I honestly don’t know where the whole “elbow to palm” technique of wrapping cables and stingers (extension cords) came from – but professionals in every industry that I have encountered don’t do that.  The overall principle being that when you force a cable by not allowing it to twist in it’s natural form, you can pinch and/or damage the wires inside the cable.  Over time, this can ruin the cable permanently if the signal is unable to travel along the entire length without disruption or disconnect.  I will throw together a quick video tutorial on some of the set basics that would benefit from video illustrations.  Until then, try to observe someone properly wrapping a cable on set (or ask someone to show you quickly – it only takes a minute).

 

7.  Lighting cables – coil from the fixture out.

On the topic of wrapping cables, when wrapping up lights that have attached cabling (as opposed to detachable Kino and HMI header cables) – start wrapping the cable from the fixture outward.  What this means is that you shouldn’t start with the loose end of the cable and wrap the cable in towards the lighting fixture.  Why?  Because if there are lots of twists in the cable, you are forcing those twists in the wire to terminate into the fixture – whereas, if you start wrapping the cable from the fixture and work out, you can resolve any existing twists in the cable as you are wrapping because it is free to turn as needed during the wrap.

 

8.  Lock it up.

When the camera is rolling, that is the time to be quiet and still – unless you are part of the on-camera talent (or have instructions to perform a specific task during the take).  This includes walking around which can distract the on-camera talent (even if you’re not making noise).  Also, the quieter you are during a take, the more the sound department will like you.  This includes not rubbing your arms if you’re wearing noisy fabric, chewing gum, even breathing loudly…  Their microphones can hear pretty much everything.  If you are creating some sort of sound, there’s a good chance that the microphone is picking it up.  Better safe than sorry.

 

9.  Don’t be married to your cell phone.

I feel like this should be common sense – but unless you are the producer and working out last minute logistics, you probably don’t need to be on your cell phone during a shoot – especially not excessively.  Over the years, I’ve seen a ton of crew sitting around, playing with their phones, and not really paying attention to what’s going on.  Depending on the circumstances, I might end up doing the job of someone who isn’t doing theirs if it seems like it would be less work for me to do it myself than to try to get them to do it.  This can directly translate into whether that person gets hired again in the future.  The more on-point people are, the better the shooting experience can be for everyone involved.

 

10.  C-stand Arm Positioning.

When setting a C-stand with an extended arm, position the arm over the tall leg of the stand base.  If you are working with a light stand (versus a C-stand), position the arm in line with one of the stand’s legs.  The physics of this is that the stand will want to try to topple in the direction of the arm – if you position the tall leg of your C-stand in line with the arm (in addition to proper sandbagging), it will provide the most resistance for supporting the load.  Again, if you’re unsure – ask someone.

 

*Clothing choices when reflections or special lighting circumstances are in play.

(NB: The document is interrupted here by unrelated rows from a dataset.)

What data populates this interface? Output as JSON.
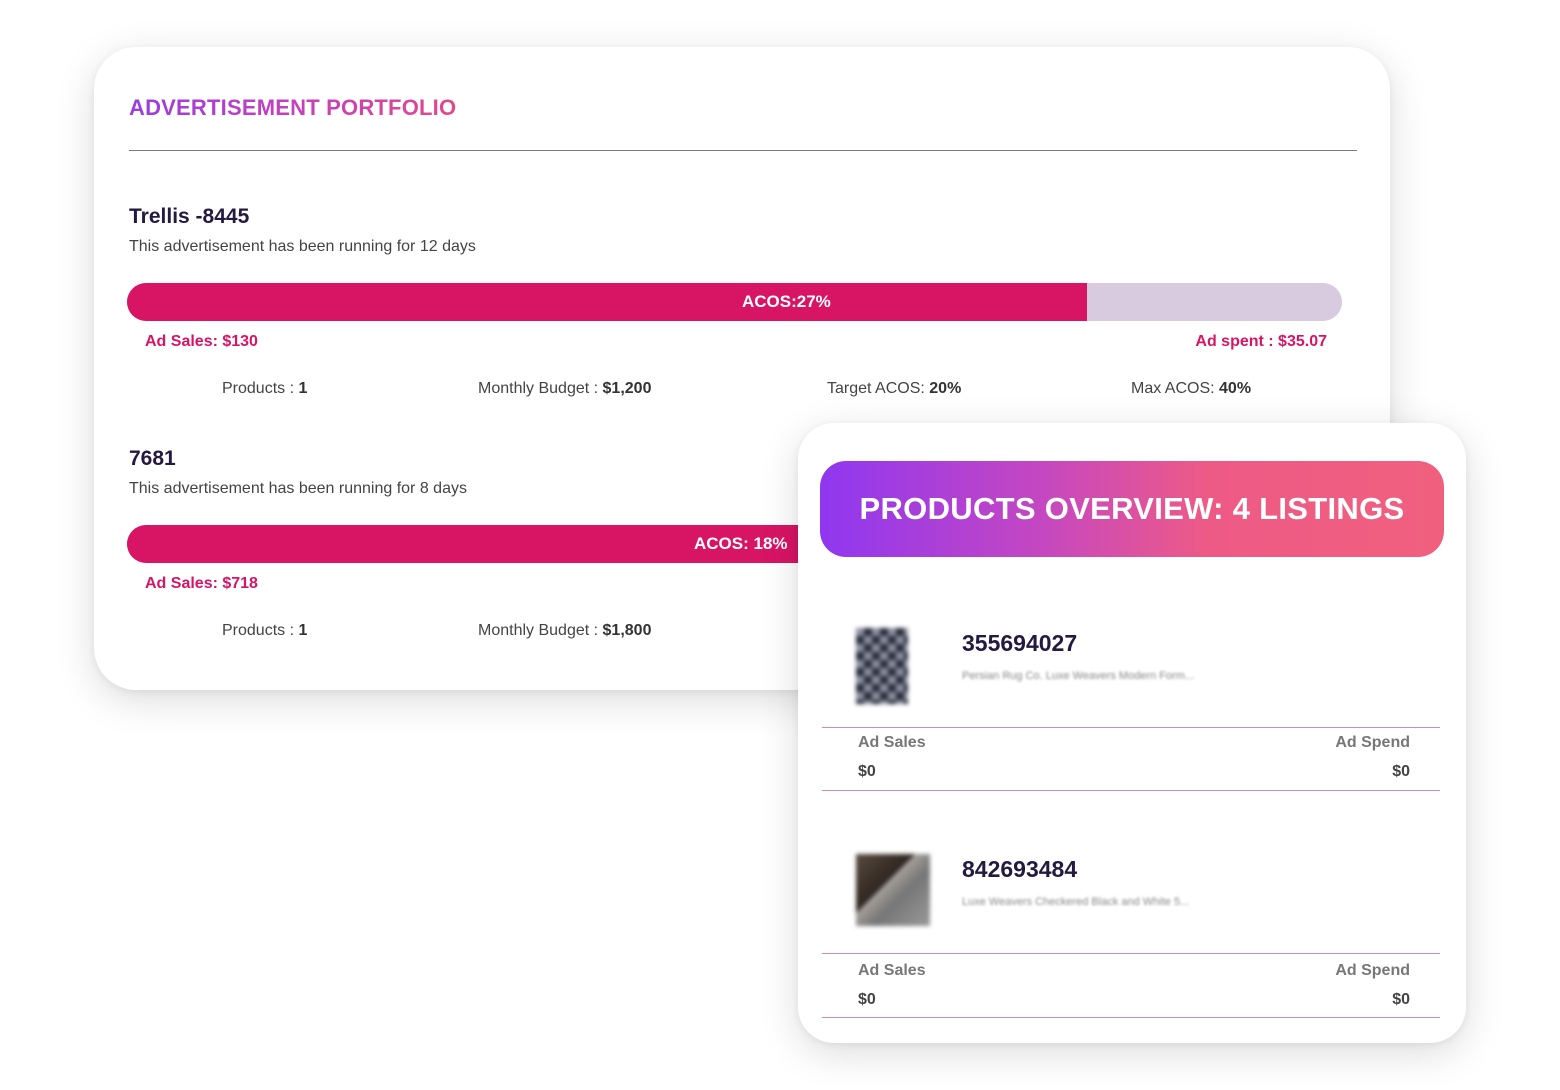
{
  "portfolio": {
    "title": "ADVERTISEMENT PORTFOLIO",
    "ads": [
      {
        "name": "Trellis -8445",
        "running": "This advertisement has been running for 12 days",
        "acos_label": "ACOS:27%",
        "acos_fill_fraction": 0.79,
        "ad_sales": "Ad Sales: $130",
        "ad_spent": "Ad spent : $35.07",
        "products_label": "Products :",
        "products_value": "1",
        "budget_label": "Monthly Budget :",
        "budget_value": "$1,200",
        "target_label": "Target ACOS:",
        "target_value": "20%",
        "max_label": "Max ACOS:",
        "max_value": "40%"
      },
      {
        "name": "7681",
        "running": "This advertisement has been running for 8 days",
        "acos_label": "ACOS: 18%",
        "acos_fill_fraction": 1.0,
        "ad_sales": "Ad Sales: $718",
        "products_label": "Products :",
        "products_value": "1",
        "budget_label": "Monthly Budget :",
        "budget_value": "$1,800"
      }
    ]
  },
  "overview": {
    "title": "PRODUCTS OVERVIEW: 4 LISTINGS",
    "products": [
      {
        "id": "355694027",
        "desc": "Persian Rug Co. Luxe Weavers Modern Form...",
        "ad_sales_label": "Ad Sales",
        "ad_sales_value": "$0",
        "ad_spend_label": "Ad Spend",
        "ad_spend_value": "$0"
      },
      {
        "id": "842693484",
        "desc": "Luxe Weavers Checkered Black and White 5...",
        "ad_sales_label": "Ad Sales",
        "ad_sales_value": "$0",
        "ad_spend_label": "Ad Spend",
        "ad_spend_value": "$0"
      }
    ]
  },
  "colors": {
    "accent": "#d81465",
    "track": "#d8cadf",
    "heading": "#24193f"
  }
}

This isn’t so much a set rule or set etiquette – but more of a personal preference, so do what you will with the info.  I’ve been in plenty of filming situations where people wearing white shirts are popping in reflective surfaces.  There are times where someone might need to control a light or manual trigger within the frame and wouldn’t be seen if wearing all black or dark clothing – but they stick out like a sore thumb when wearing white or light colors.  On set, I always wear a white undershirt and a black shirt over top.  There are times when one of the two colors come in handy but more often than not, the black shirt helps me stay unseen in reflections and instances with special lighting circumstances.  It sounds kind of dumb when I’m typing this out but I regularly come across these types of situations so I figured I’d mention it…

 

 

Over time, I’m sure this list of tips will grow from updates – or be revisited by a Part 2.  Happy shooting!